The Bears have gone from having the worst coach in the NFL to, perhaps, the best.
That’s quite a swing, but so is their improvement from 14-32 under Matt Eberflus to 11-4 and streaking toward the playoffs in Ben Johnson’s debut season. The Bears can clinch their first NFC North title since 2018 on Sunday with a win at the 49ers.
Johnson and 49ers coach Kyle Shanahan both are strong Coach of the Year candidates, though the Patriots’ Mike Vrabel is the betting favorite and was the runaway winner in a recent NFL Network poll of team executives.
As impressive of a job as Shanahan, the Jaguars’ Liam Coen and others have done, it’ll come down to Johnson and Vrabel. Vrabel, by the way, was one of the first candidates to interview with the Bears after they fired Eberflus.
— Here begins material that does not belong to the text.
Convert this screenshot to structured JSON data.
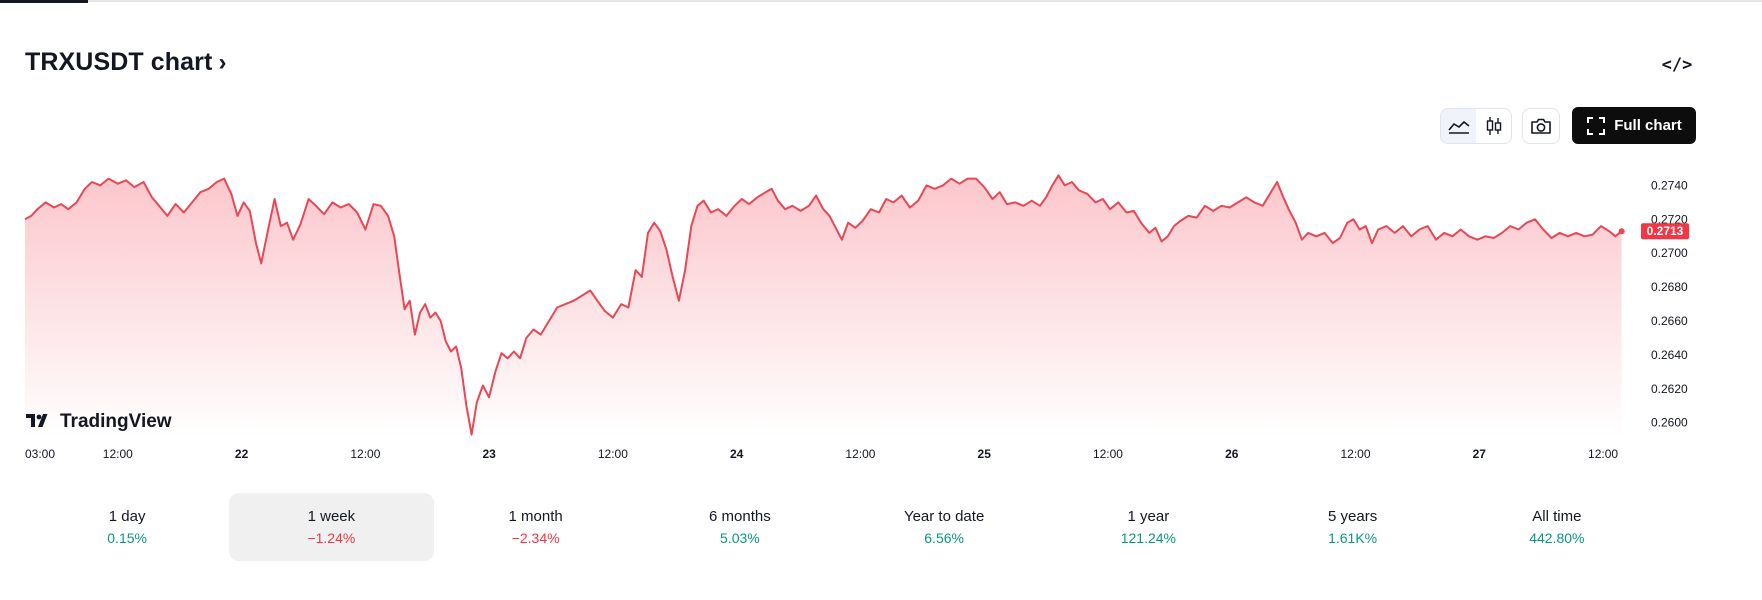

Coach of the Year is a somewhat misleading name for the award because it typically goes to a coach whose team pulled off a surprising turnaround. Bill Belichick, Andy Reid, Mike Tomlin and Sean Payton are all future Hall of Famers, for example, but won it just five times in 93 seasons.
The best evidence for how far Johnson and Vrabel have taken their teams is a look back to their midseason slap-fight at Soldier Field last season, coached by Eberflus and Jerod Mayo. The Patriots won 19-3, but neither team did anything particularly well, and it was a forgettable afternoon as the Bears plunged toward 5-12 and the Patriots toward 4-13.
Each is now seeded second in its conference and still fighting for the top spot.
With two games remaining, Johnson already has boosted the Bears’ win total from last season by six to 11-4 and Vrabel’s Patriots have enjoyed a league-best eight-win jump to 12-3.
Vrabel is the leader because he has far more name recognition and a heftier résumé than Johnson. Vrabel was a fixture of the Patriots’ dynasty as a player and had a successful run with the Titans, including winning Coach of the Year in 2021.
Johnson has been widely regarded as the next great offensive mind and got the endorsement from quarterback Caleb Williams as “best coach in the world,” but that doesn’t hold quite as much weight.
Nonetheless, Johnson deserves it.
As he waited for the right job to come open, he said he viewed the Bears as “a sleeping giant” that should’ve been much better than they were under Eberflus. He has proven himself right this season.
Johnson said at his introductory news conference in January that there were “a number of reasons why” the Bears underperformed, “which is why I’m here. I’ll get to the bottom of that, and we’ll see if we can get it corrected and cleaned up.”
There’s no doubt he has done that.
While the Bears made significant upgrades on their offensive line and drafted three offensive players in the first two rounds of the draft, most of their core on both sides of the ball is the same — especially Williams. Of the 22 players who would be starting if healthy, 15 were on the team last season.
Johnson inherited a team that ranked 32nd in total offense before his arrival and vaulted it to No. 4. On defense, where he had no experience whatsoever but made a smart hire in coordinator Dennis Allen, the Bears have stepped from 27th to 24th despite injuries and appear to be improving as they approach the playoffs.
Vrabel has been impressive in both areas as well, and his offensive coordinator Josh McDaniels has second-year quarterback Drake Maye playing at an MVP level.
But Johnson also took on a team that played in the league’s toughest division — all four teams are .500 or better — and had been overwhelmed by it. The Bears hadn’t won a meaningful game against the Packers since 2018, and in Johnson’s first season he leveled out the rivalry.
There are no freebies in the North, unlike the AFC East, where the Patriots have four games against the Jets and Dolphins.
Johnson said going into the season he anticipated making “plenty of mistakes” as a first-time head coach, but it’s hard to think of them other than his repeated criticism of his own play calls. He has coached well, managed his staff well, motivated players, aced in-game decisions and handled the public-facing part of the job confidently.
It’s as though everything that was wrong with the Bears and exasperated their fans for years was instantly fixed with one hire. That’s how you win Coach of the Year.
More important than winning an award, though, is whether the Bears have found their long-term answer. They’ve craved the stability the Steelers have had with Tomlin, but fumbled hire after hire.
There have been several times they thought they finally nailed it, and, in fact, they’ve been exactly here before. As a first-time head coach in 2018, Matt Nagy steered them to a seven-win improvement at 12-4 and a rare North championship.
That fizzled faster than you can say “double doink,” however, and all his flaws were exposed while going 22-27 the rest of his tenure.
It turned out he wasn’t the magic behind Patrick Mahomes and couldn’t turn Mitch Trubisky into a star. His staff was anything but cohesive. He stumbled into nonsensical explanations at the microphone.
It’s a cautionary tale and a reminder that Johnson has tons left to prove. The playoffs will reveal quite a bit about his capability. But so far, every indication is that he was more than ready for this job and is highly unlikely to unravel the way his predecessors did.